Мы пожаловались сторожу, что огольцы не дают нам кататься, но он не хотел вмешиваться. В это время из ворот гимназии с ликующими криками освобождения высыпали первоклассники. Их отпускали на час позже чем нас. Мы стали им жаловаться на огольцов. Первоклассники слушали нас, снисходительно улыбаясь, как взрослые слушают детей. «А почему вы сторожу не сказали?» «Сторож на их стороне». Долговязый старший брат Александрова, он сидел в первом классе уже третий год, захохотав, сказал: «Ну, ничего, мы им покажем, а если сторож сунется, мы и сторожу зададим!»
Он подпрыгнул, подкинув движением плеч ранец на спине, и побежал на бульвар. Первоклассники повалили за ним бурной толпой. Я бежал сзади, чувствуя, как мне передается их уверенность в победе. И, действительно, после короткой свалки первоклассники завладели горой. Огольцы разбегались во все стороны. Один совсем еще маленький, в валенках со взрослого человека, с трудом бежал, проваливаясь в сугробах. Он плакал в голос.
Потом пожилой, приземистый сторож, сердито ругаясь, гонялся за братом Александрова, а тот с хохотом увертывался. Под конец сторож бросил ему вслед деревянную лопату для сгреба снега.
* * *
Я был первым в классе по рисованию. Села Семенович, наш учитель чистописания и рисования, даже напечатал в журнале для детей, который он издавал, два моих рисунка с надписью под ними: «Это рисовал маленький мальчик, рисуй и ты так». У Селы Семеновича лицо было как на портрете Козьмы Пруткова. На одном из первых же уроков Села Семенович предложил нам делать классный журнал. Все мальчики выбрали меня редактором. Я принял это как должное. Я не имел представления как мы будем делать журнал, но был твердо убежден, что никто не может быть лучшим редактором, чем я. В те годы вера в мое предназначение быть первым во всем была во мне непоколебима. Впоследствии, наоборот, я всю жизнь страдал от недостатка уверенности в себе.
Брат тоже был в своем классе первым по рисованию. Родители решили, что у нас талант, и к нам начал ходить на дом учить нас живописи «настоящий» художник. Он был невысокий, с восковым лицом и пушистой рыжеватой бородой. Он говорил мало и неторопливо, глухо покашливал, много курил. Он показал нам, как разводить краски маслом, как пользоваться кистями и шпаделем, но предоставлял нам полную свободу писать что мы хотим и как хотим. Брат все писал лошадей, а я — солдат и сражения. Я помню мою первую картину маслом. По круглому изумрудному холму бежит с ружьем на перевес высокий, голова до облаков, солдат. У его ног лежит убитый вражеский солдат, совсем по сравнению с ним маленький, так как полотно было поперек уже, чем в вышину. Я раскрасил мундиры солдат очень ярко. Я не любил смешивать краски. Они мне нравились такими, какими они выходили из тюбиков, особенно зеленая-изумрудная, красная-кармин, белила и синяя. Такие красивые! Я не хотел портить их первоначальную яркость и чистоту. Учитель смотрел, покашливал и хвалил.

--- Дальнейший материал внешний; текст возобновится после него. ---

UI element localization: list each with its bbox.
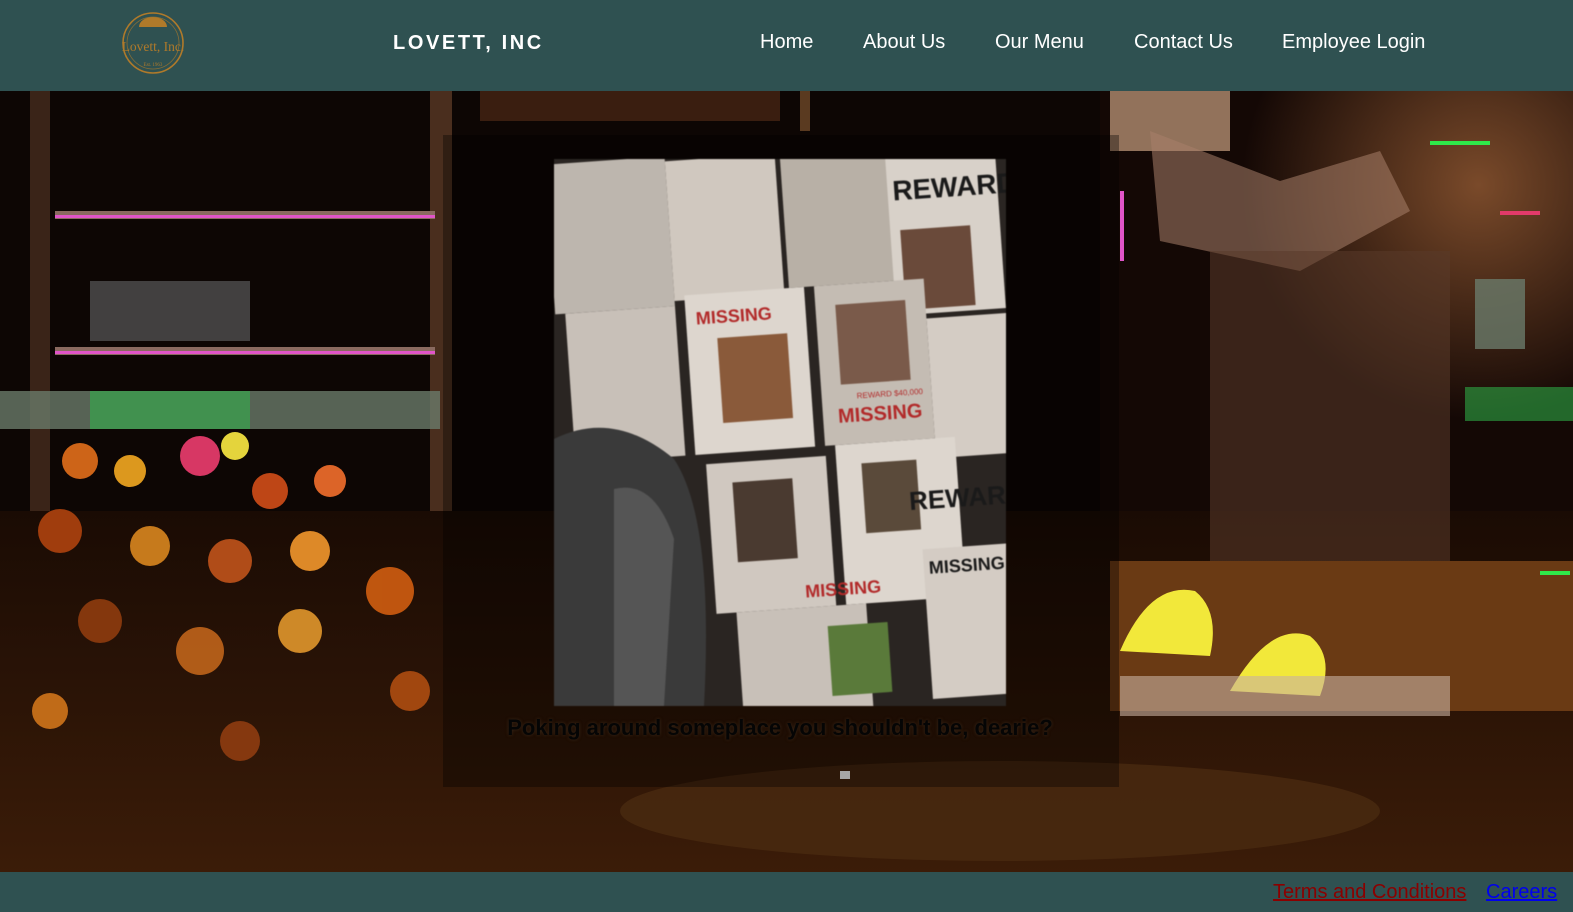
site-header: Lovett, Inc. Est. 1963 LOVETT, INC Home … <box>0 0 1573 91</box>
nav-about-us[interactable]: About Us <box>863 31 945 54</box>
nav-our-menu[interactable]: Our Menu <box>995 31 1084 54</box>
svg-text:Lovett, Inc.: Lovett, Inc. <box>122 39 185 54</box>
terms-link[interactable]: Terms and Conditions <box>1273 881 1466 904</box>
missing-posters-image: REWARD MISSING REWARD $40,000 MISSING RE… <box>554 159 1006 706</box>
hero-message: Poking around someplace you shouldn't be… <box>507 715 1053 740</box>
logo-icon[interactable]: Lovett, Inc. Est. 1963 <box>112 9 194 75</box>
nav-contact-us[interactable]: Contact Us <box>1134 31 1233 54</box>
nav-home[interactable]: Home <box>760 31 813 54</box>
brand-title: LOVETT, INC <box>393 32 544 54</box>
site-footer: Terms and Conditions Careers <box>0 872 1573 912</box>
hero-section: REWARD MISSING REWARD $40,000 MISSING RE… <box>0 91 1573 872</box>
careers-link[interactable]: Careers <box>1486 881 1557 904</box>
svg-text:Est. 1963: Est. 1963 <box>144 63 163 68</box>
nav-employee-login[interactable]: Employee Login <box>1282 31 1425 54</box>
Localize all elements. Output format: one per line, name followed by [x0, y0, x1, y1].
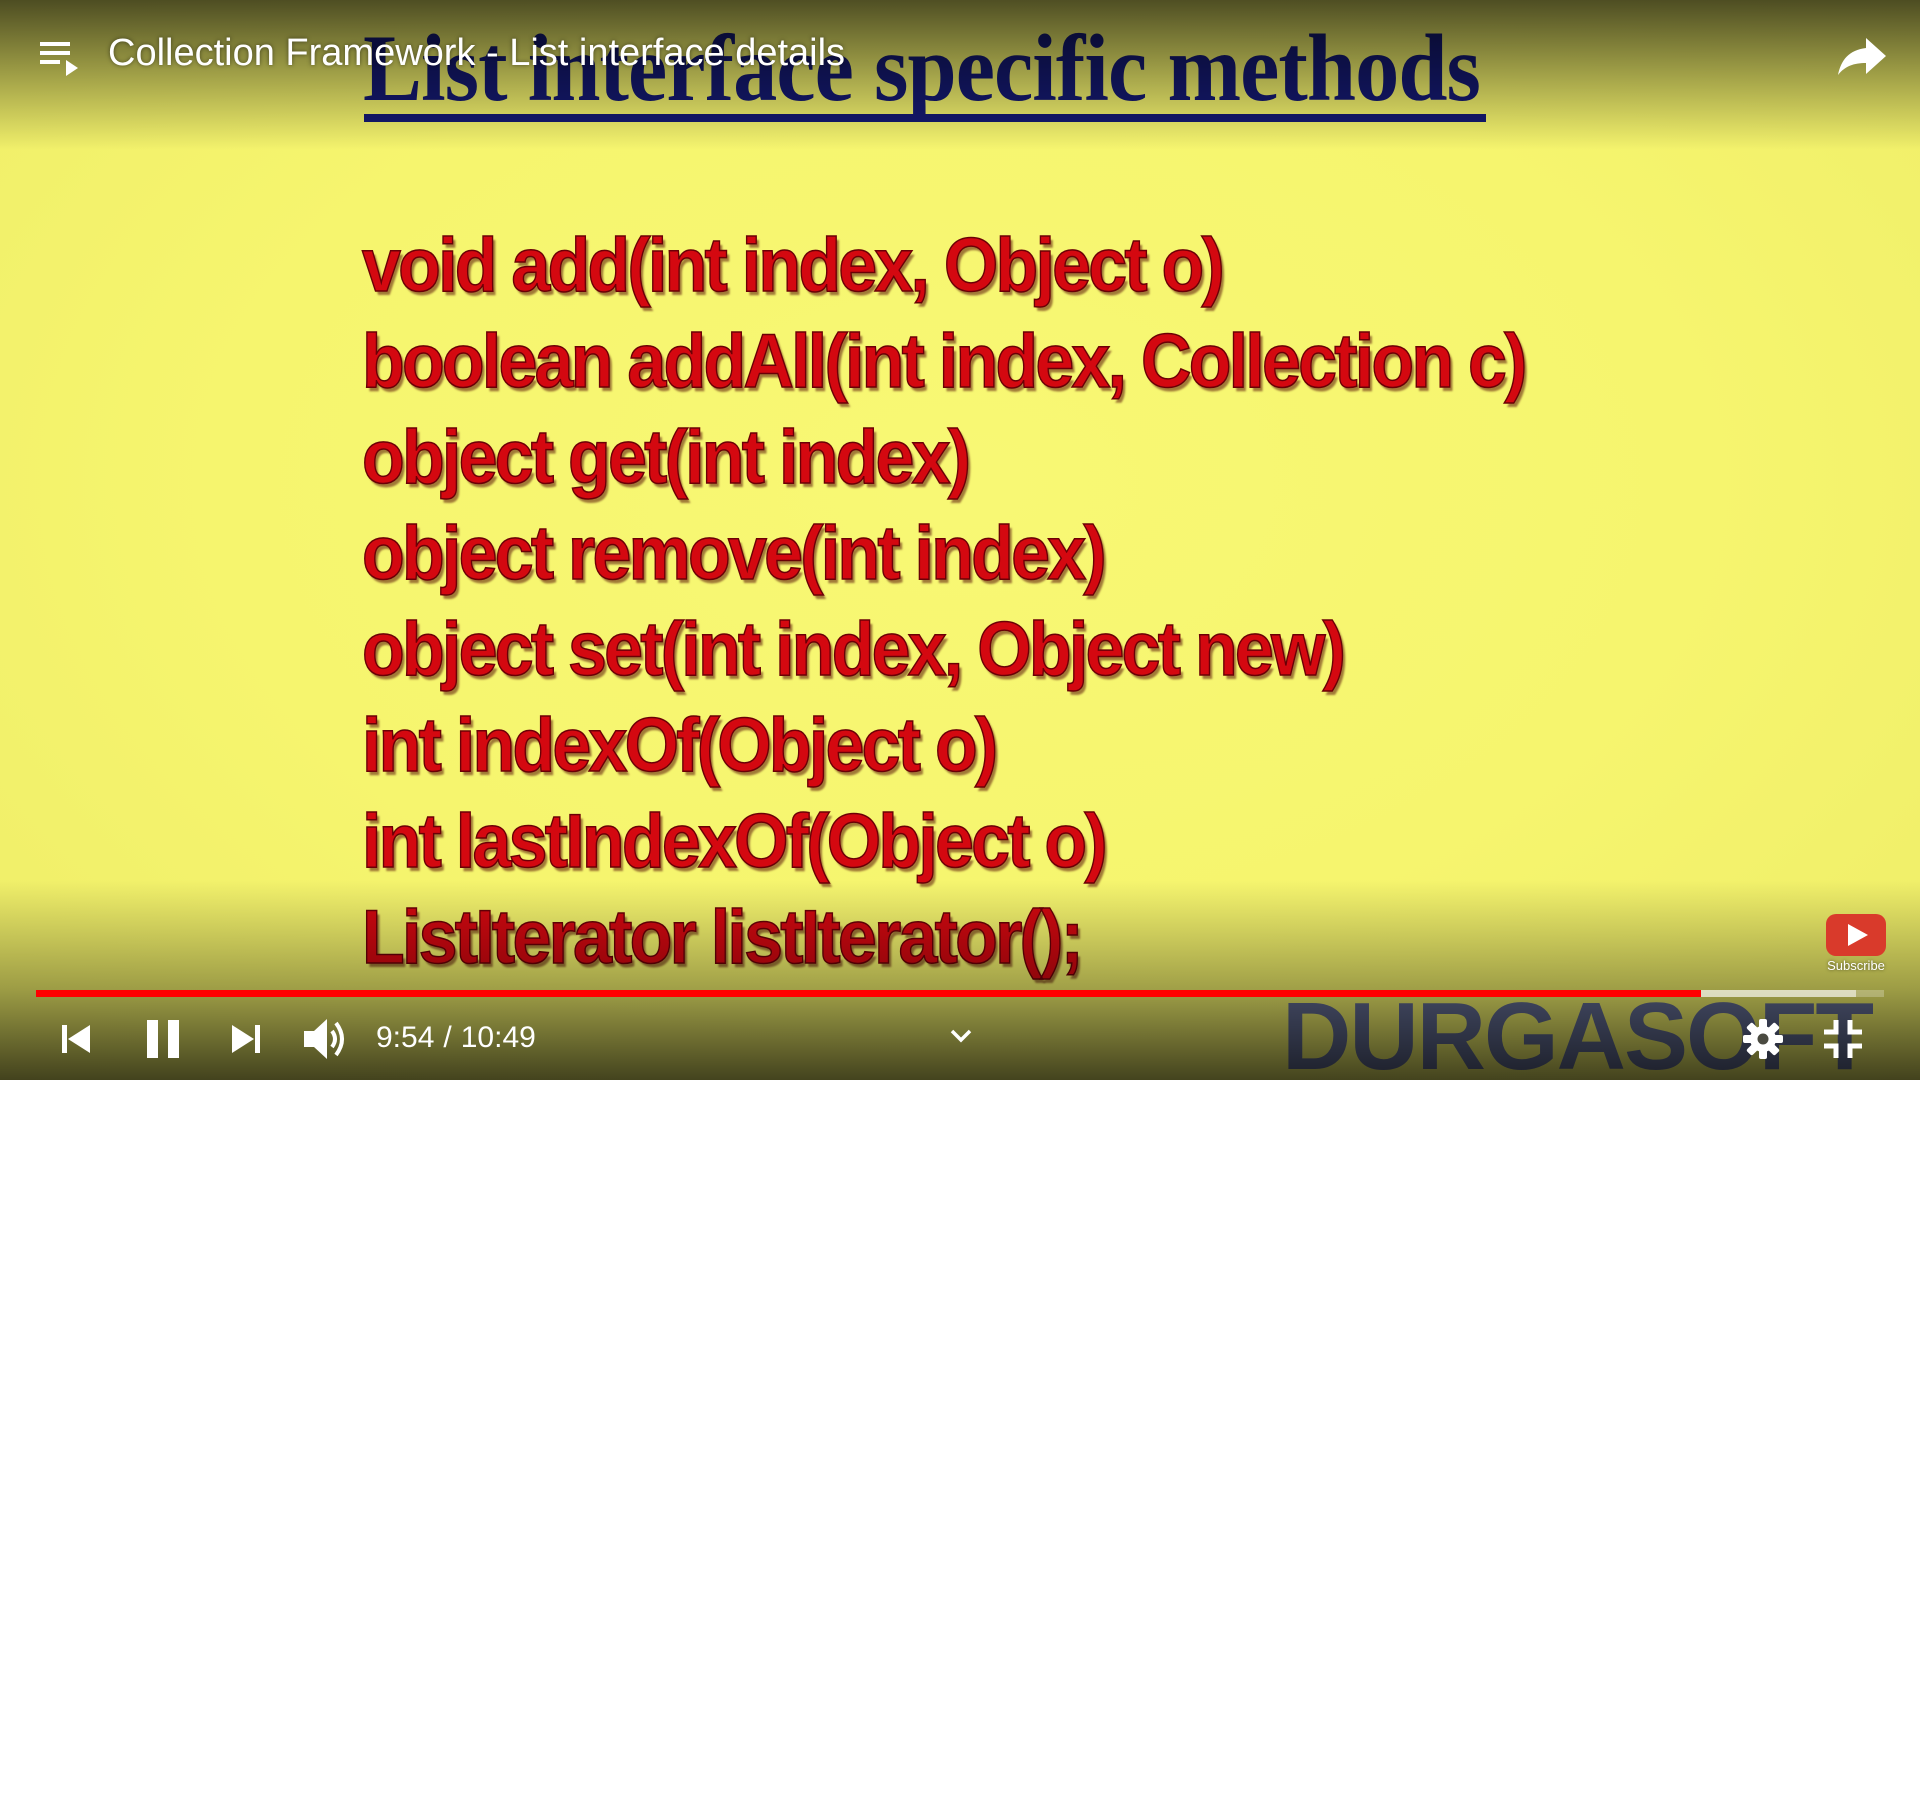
- next-button[interactable]: [226, 1018, 266, 1060]
- volume-icon: [304, 1019, 344, 1059]
- progress-bar[interactable]: [36, 990, 1884, 997]
- method-item: boolean addAll(int index, Collection c): [361, 318, 1528, 405]
- pause-button[interactable]: [142, 1016, 184, 1062]
- subscribe-label: Subscribe: [1827, 958, 1885, 973]
- method-item: int indexOf(Object o): [361, 702, 999, 789]
- subscribe-icon: [1826, 914, 1886, 956]
- share-icon: [1838, 38, 1886, 75]
- next-icon: [232, 1025, 260, 1053]
- playlist-button[interactable]: [36, 34, 86, 84]
- previous-button[interactable]: [56, 1018, 96, 1060]
- slide-heading-underline: [364, 114, 1486, 122]
- playlist-icon: [40, 42, 78, 76]
- current-time: 9:54: [376, 1021, 435, 1054]
- time-display: 9:54/10:49: [376, 1018, 536, 1058]
- chapters-toggle-button[interactable]: [946, 1024, 976, 1048]
- method-item: int lastIndexOf(Object o): [361, 798, 1108, 885]
- exit-fullscreen-icon: [1824, 1020, 1862, 1058]
- pause-icon: [147, 1020, 179, 1058]
- video-title[interactable]: Collection Framework - List interface de…: [108, 30, 845, 76]
- subscribe-button[interactable]: Subscribe: [1822, 912, 1890, 978]
- video-player[interactable]: List interface specific methods void add…: [0, 0, 1920, 1080]
- exit-fullscreen-button[interactable]: [1820, 1016, 1866, 1062]
- progress-played: [36, 990, 1701, 997]
- chevron-down-icon: [950, 1029, 972, 1043]
- method-item: object remove(int index): [361, 510, 1107, 597]
- time-separator: /: [443, 1021, 452, 1054]
- gear-icon: [1743, 1019, 1783, 1059]
- duration: 10:49: [460, 1021, 536, 1054]
- settings-button[interactable]: [1740, 1016, 1786, 1062]
- method-item: object set(int index, Object new): [361, 606, 1346, 693]
- method-item: ListIterator listIterator();: [361, 894, 1084, 981]
- previous-icon: [62, 1025, 90, 1053]
- video-frame: List interface specific methods void add…: [0, 0, 1920, 1080]
- volume-button[interactable]: [300, 1014, 352, 1064]
- method-item: void add(int index, Object o): [361, 222, 1225, 309]
- method-item: object get(int index): [361, 414, 971, 501]
- share-button[interactable]: [1834, 28, 1890, 84]
- method-list: void add(int index, Object o) boolean ad…: [361, 218, 1626, 986]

Мне все хотелось изобразить движение, чтобы было как в жизни. Раз почему-то мы пошли не в кинематограф у Никитских ворот, как обычно, а в другой на Пречистенском бульваре. Надпись на экране погасла и словно в призрачном широком окне появился каток. Туманный зимний день, снег, сияние льда. Сейчас же сбоку вырвалось плечо и, раскатисто шаркая по иссеченному льду гоночными коньками, на середину выбежал человек в белой фуфайке. На глазах уменьшаясь, он стал быстро удаляться в глубь миража катка. Этот человек на экране пробежал в действительности. Я знал это так же несомненно, как, смотря на отражения прохожих в зеркальной витрине, знаешь, что за спиной настоящая улица. Но тут не зеркало было. В зеркале отражались бы ряды неясно белеющих в сумраке лиц зрителей, а не эти конькобежцы. И они состязались не здесь и не теперь, а, как было сказано в надписи, в прошлое воскресенье, на большом катке, на окраине Москвы, куда нас не водили. И все-таки на экране все происходило точно, как было в жизни. Меня поразило это волшебное воссоздание бывшего в другом месте, в другое время.
Когда мы вернулись из кинематографа домой, я нарезал стопку бумажных квадратиков и принялся с надеждой рисовать. Но к моему огорчению бумага оставалась под моим карандашом все такой же плоской. На ней не возникали ни глубина туманного воздуха, ни влажное серое сияние льда. И как бы быстро я ни листал квадратики, не получалось того восхитившего меня в кинематографе впечатления жизни и движения, которое мне так хотелось передать.